IMPORTANT: Read the entire rest of this section before you click any links in here.

Your team repositories will be managed through github, just like the labs. You will access and add files to them as usual, there is a base file structure set up, but you can customize this (within reason). Check the instructions for above for how to turn in files each week. Read the README in each folder of the repository before you start making changes.

Whoever accesses github first on your team will need to name the team, copy paste the exact name from the list of Teams on Moodle. Do not name your team something other than the name we have assigned. Later teammates who click the link will simply select the appropriate team name from a list of names.

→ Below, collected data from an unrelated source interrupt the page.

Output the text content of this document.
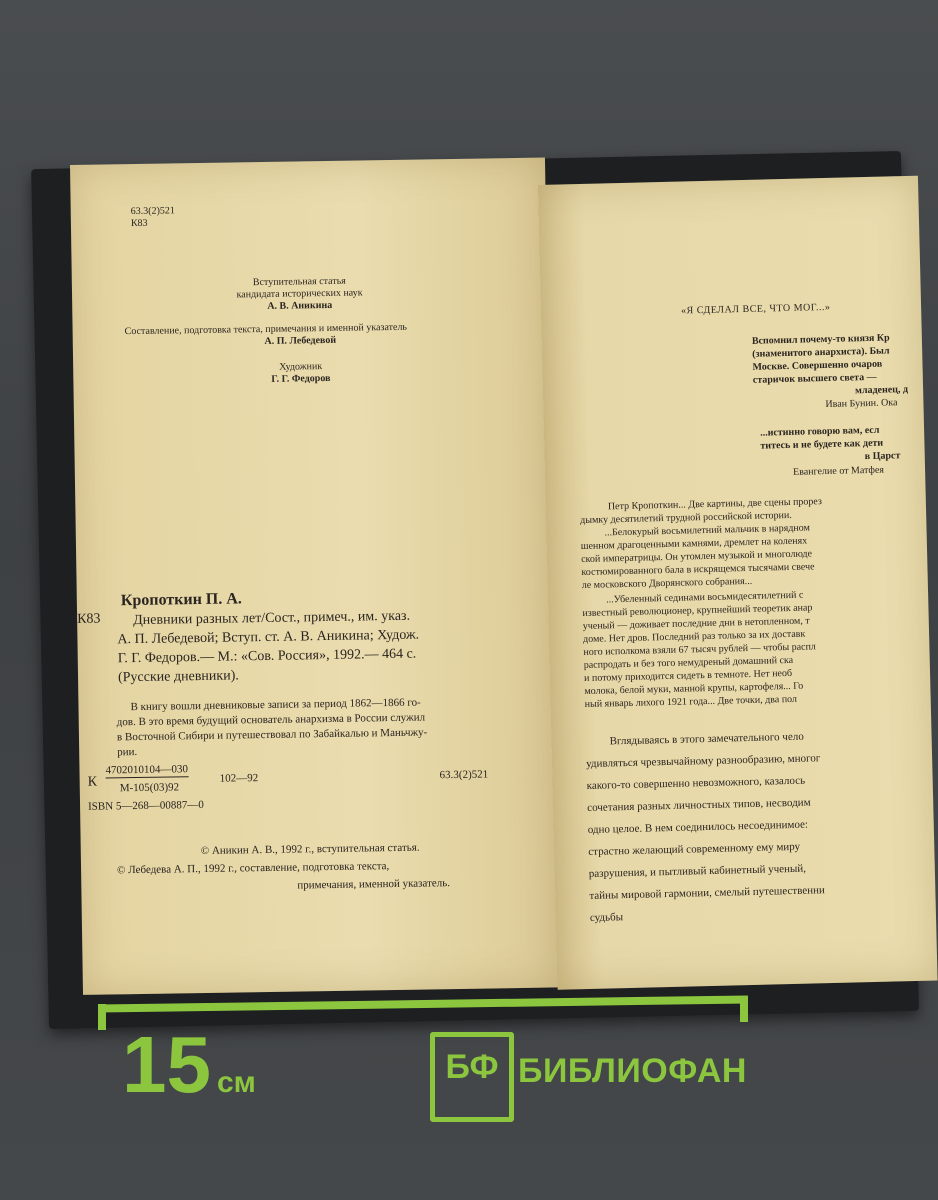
63.3(2)521
К83
Вступительная статья
кандидата исторических наук
А. В. Аникина
Составление, подготовка текста, примечания и именной указатель
А. П. Лебедевой
Художник
Г. Г. Федоров
К83
Кропоткин П. А.
Дневники разных лет/Сост., примеч., им. указ.
А. П. Лебедевой; Вступ. ст. А. В. Аникина; Худож.
Г. Г. Федоров.— М.: «Сов. Россия», 1992.— 464 с.
(Русские дневники).
В книгу вошли дневниковые записи за период 1862—1866 го-
дов. В это время будущий основатель анархизма в России служил
в Восточной Сибири и путешествовал по Забайкалью и Маньчжу-
рии.
К
4702010104—030
М-105(03)92
102—92	63.3(2)521
ISBN 5—268—00887—0
© Аникин А. В., 1992 г., вступительная статья.
© Лебедева А. П., 1992 г., составление, подготовка текста,
примечания, именной указатель.
«Я СДЕЛАЛ ВСЕ, ЧТО МОГ...»
Вспомнил почему-то князя Кр
(знаменитого анархиста). Был
Москве. Совершенно очаров
старичок высшего света —
младенец, д
Иван Бунин. Ока
...истинно говорю вам, есл
титесь и не будете как дети
в Царст
Евангелие от Матфея
Петр Кропоткин... Две картины, две сцены прорез
дымку десятилетий трудной российской истории.
...Белокурый восьмилетний мальчик в нарядном
шенном драгоценными камнями, дремлет на коленях
ской императрицы. Он утомлен музыкой и многолюде
костюмированного бала в искрящемся тысячами свече
ле московского Дворянского собрания...
...Убеленный сединами восьмидесятилетний с
известный революционер, крупнейший теоретик анар
ученый — доживает последние дни в нетопленном, т
доме. Нет дров. Последний раз только за их доставк
ного исполкома взяли 67 тысяч рублей — чтобы распл
распродать и без того немудреный домашний ска
и потому приходится сидеть в темноте. Нет необ
молока, белой муки, манной крупы, картофеля... Го
ный январь лихого 1921 года... Две точки, два пол
Вглядываясь в этого замечательного чело
удивляться чрезвычайному разнообразию, многог
какого-то совершенно невозможного, казалось
сочетания разных личностных типов, несводим
одно целое. В нем соединилось несоединимое:
страстно желающий современному ему миру
разрушения, и пытливый кабинетный ученый,
тайны мировой гармонии, смелый путешественни
судьбы
15 см	БФ БИБЛИОФАН
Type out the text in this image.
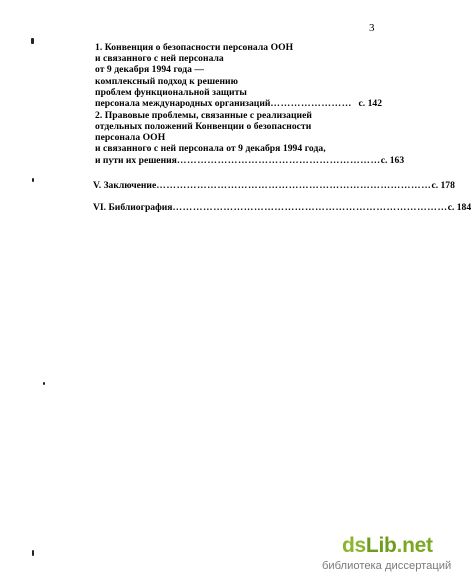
3
1. Конвенция о безопасности персонала ООН
и связанного с ней персонала
от 9 декабря 1994 года —
комплексный подход к решению
проблем функциональной защиты
персонала международных организаций …………………… с. 142
2. Правовые проблемы, связанные с реализацией
отдельных положений Конвенции о безопасности
персонала ООН
и связанного с ней персонала от 9 декабря 1994 года,
и пути их решения …………………………………………………… с. 163
V. Заключение ……………………………………………………………………… с. 178
VI. Библиография ……………………………………………………………………… с. 184
dsLib.net
библиотека диссертаций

To clone your repository you follow the standard procedure:

1. Copy the repository URL (the green CODE button on your team's github page will show you this, I recommend you use SSH to authenticate, and follow the instructions in the next section to set up an SSH key if you dont have one yet.)
2. Make a folder on your computer somewhere you want your local copy to live (don't put this in a path with spaces -- no OneDrive folders).
3. Open GitBash in that folder (or use your favorite git-GUI)
4. Execute the following command, but replace YOURTEAMSURL with... your team's URL.:

   git clone YOURTEAMSURL

5. Email your teammates and get goin'!
6. Avoid merge conflicts by setting up your project(s) correctly and maintaining good git practices. [Note, every time you add a file to a Xilinx project the 'project file' is updated. That means that if two people are adding files to the project at the same time it will cause a merge conflict in the project file. Plan appropriately.]

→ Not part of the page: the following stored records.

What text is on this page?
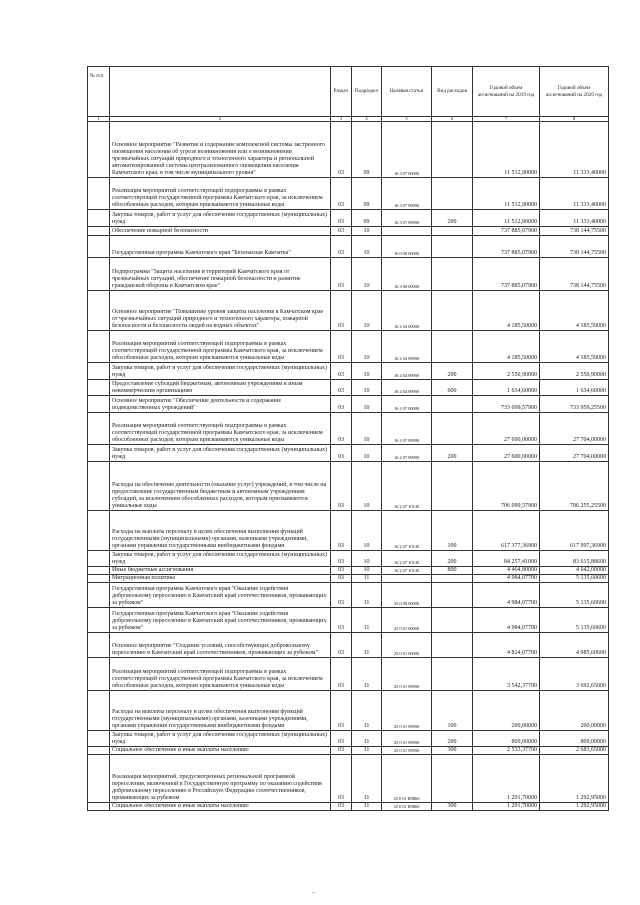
№ п/п		Раздел	Подраздел	Целевая статья	Вид расходов	Годовой объем ассигнований на 2019 год	Годовой объем ассигнований на 2020 год
1	2	3	4	5	6	7	8
	Основное мероприятие "Развитие и содержание комплексной системы экстренного оповещения населения об угрозе возникновения или о возникновении чрезвычайных ситуаций природного и техногенного характера и региональной автоматизированной системы централизованного оповещения населения Камчатского края, в том числе муниципального уровня"	03	09	16 3 07 00000		11 512,90000	11 333,40000
	Реализация мероприятий соответствующей подпрограммы в рамках соответствующей государственной программы Камчатского края, за исключением обособленных расходов, которым присваиваются уникальные коды	03	09	16 3 07 09990		11 512,90000	11 333,40000
	Закупка товаров, работ и услуг для обеспечения государственных (муниципальных) нужд	03	09	16 3 07 09990	200	11 512,90000	11 333,40000
	Обеспечение пожарной безопасности	03	10			737 885,07900	738 144,75500
	Государственная программа Камчатского края "Безопасная Камчатка"	03	10	16 0 00 00000		737 885,07900	738 144,75500
	Подпрограмма "Защита населения и территорий Камчатского края от чрезвычайных ситуаций, обеспечение пожарной безопасности и развитие гражданской обороны в Камчатском крае"	03	10	16 3 00 00000		737 885,07900	738 144,75500
	Основное мероприятие "Повышение уровня защиты населения в Камчатском крае от чрезвычайных ситуаций природного и техногенного характера, пожарной безопасности и безопасности людей на водных объектах"	03	10	16 2 04 00000		4 185,50000	4 185,50000
	Реализация мероприятий соответствующей подпрограммы в рамках соответствующей государственной программы Камчатского края, за исключением обособленных расходов, которым присваиваются уникальные коды	03	10	16 2 04 09990		4 185,50000	4 185,50000
	Закупка товаров, работ и услуг для обеспечения государственных (муниципальных) нужд	03	10	16 2 04 09990	200	2 550,90000	2 550,90000
	Предоставление субсидий бюджетным, автономным учреждениям и иным некоммерческим организациям	03	10	16 2 04 09990	600	1 634,60000	1 634,60000
	Основное мероприятие "Обеспечение деятельности и содержание подведомственных учреждений"	03	10	16 2 07 00000		733 699,57900	733 959,25500
	Реализация мероприятий соответствующей подпрограммы в рамках соответствующей государственной программы Камчатского края, за исключением обособленных расходов, которым присваиваются уникальные коды	03	10	16 2 07 09990		27 600,00000	27 704,00000
	Закупка товаров, работ и услуг для обеспечения государственных (муниципальных) нужд	03	10	16 2 07 09990	200	27 600,00000	27 704,00000
	Расходы на обеспечение деятельности (оказание услуг) учреждений, в том числе на предоставление государственным бюджетным и автономным учреждениям субсидий, за исключением обособленных расходов, которым присваиваются уникальные коды	03	10	16 2 07 10140		706 099,57900	706 255,25500
	Расходы на выплаты персоналу в целях обеспечения выполнения функций государственными (муниципальными) органами, казенными учреждениями, органами управления государственными внебюджетными фондами	03	10	16 2 07 10140	100	617 377,36900	617 997,36900
	Закупка товаров, работ и услуг для обеспечения государственных (муниципальных) нужд	03	10	16 2 07 10140	200	84 257,41000	83 615,88600
	Иные бюджетные ассигнования	03	10	16 2 07 10140	800	4 464,80000	4 642,00000
	Миграционная политика	03	11			4 984,07700	5 135,60600
	Государственная программа Камчатского края "Оказание содействия добровольному переселению в Камчатский край соотечественников, проживающих за рубежом"	03	11	25 0 00 00000		4 984,07700	5 135,60600
	Государственная программа Камчатского края "Оказание содействия добровольному переселению в Камчатский край соотечественников, проживающих за рубежом"	03	11	25 0 01 00000		4 984,07700	5 135,60600
	Основное мероприятие "Создание условий, способствующих добровольному переселению в Камчатский край соотечественников, проживающих за рубежом"	03	11	25 0 01 00000		4 824,07700	4 985,60600
	Реализация мероприятий соответствующей подпрограммы в рамках соответствующей государственной программы Камчатского края, за исключением обособленных расходов, которым присваиваются уникальные коды	03	11	25 0 01 09990		3 542,37700	3 692,65000
	Расходы на выплаты персоналу в целях обеспечения выполнения функций государственными (муниципальными) органами, казенными учреждениями, органами управления государственными внебюджетными фондами	03	11	25 0 01 09990	100	200,00000	200,00000
	Закупка товаров, работ и услуг для обеспечения государственных (муниципальных) нужд	03	11	25 0 01 09990	200	809,00000	809,00000
	Социальное обеспечение и иные выплаты населению	03	11	25 0 01 09990	300	2 533,37700	2 683,65000
	Реализация мероприятий, предусмотренных региональной программой переселения, включенной в Государственную программу по оказанию содействия добровольному переселению в Российскую Федерацию соотечественников, проживающих за рубежом	03	11	25 0 01 R0860		1 291,70000	1 292,95000
	Социальное обеспечение и иные выплаты населению	03	11	25 0 01 R0860	300	1 291,70000	1 292,95000
--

Assuming you read everything up there your reward is this github link

5 Fixing GitHub Authentication Issues

Here is a quick and dirty guide to setting up SSH keys if you have been having trouble accessing repos.

1. Make an SSH Key
   1. Open "Git Bash"
   2. Change to the ~/.ssh directory (cd ~/.ssh)
   3. Generate an SSH key by typing ssh-keygen
      1. Hit "enter" any time it asks you a question (default RSA type, blank passphrase)
   4. display the contents of the new public key (cat id_rsa.pub)
   5. Copy all the contents it displayed (right click to copy in GitBash, ctrl+c won't work)
2. Add the SSH key to your github account
   1. In your web browser, go to the github website.
   2. Open your account Settings on the github website (click the user icon in upper-right corner of the web page and choose "settings")
   3. Select "SSH and GPG Keys" on the left
   4. Click "New SSH key" green button
   5. Give it a name like "232 ssh key"
   6. Paste the key you copied into the large text box
   7. Click "Add SSH key" button
3. Use the key to clone your repo
   1. In your web browser, open your new repository in the github web page (the URL it gave you when you first created it)
   2. Click the green "Code" button
   3. Note that it says "Clone with SSH": copy that URL (looks like git@github.com/....)
   4. Go back to Git Bash and git clone that copied URL

Example individual journal

Selana McIntosh, WORK LOG

MILESTONE 1 WORK:

Tuesday, December 3, 2067

Met with team [35 min]

• We decided to build an accumulator based processor. An accumulator design will fit well with the 16-bit requirements. We then decided to include 4 special registers for tracking old accumulator values. These registers can be accessed with a 'move' instruction allowing the benefits similar to stack-based designs.

Wednesday, December 4, 2067

Design procedure call conventions, we decided to split temporary and saved registers this allows our design to minimize memory accesses across procedure calls. [20 minutes]

Thursday, December 5, 2067

Write up call conventions, we made some changes to decrease the number of saved registers because we want programmers to think carefully about using them. [25 minutes]

Friday, December 6, 2067

Met with team [30 min]

We assigned tasks for milestone 2. My tasks are:

1. Draft RTL for addi instruction [est 20 min]
2. Review RTL for bne and jal (reviewing Alexa's work). [est 1 hour]
3. Brainstorm a list of components we'll need to create. [est 15 min]

Your documents should be placed in the main design directory of your team's repository. Your instructor will specifically check for each bulleted item when grading.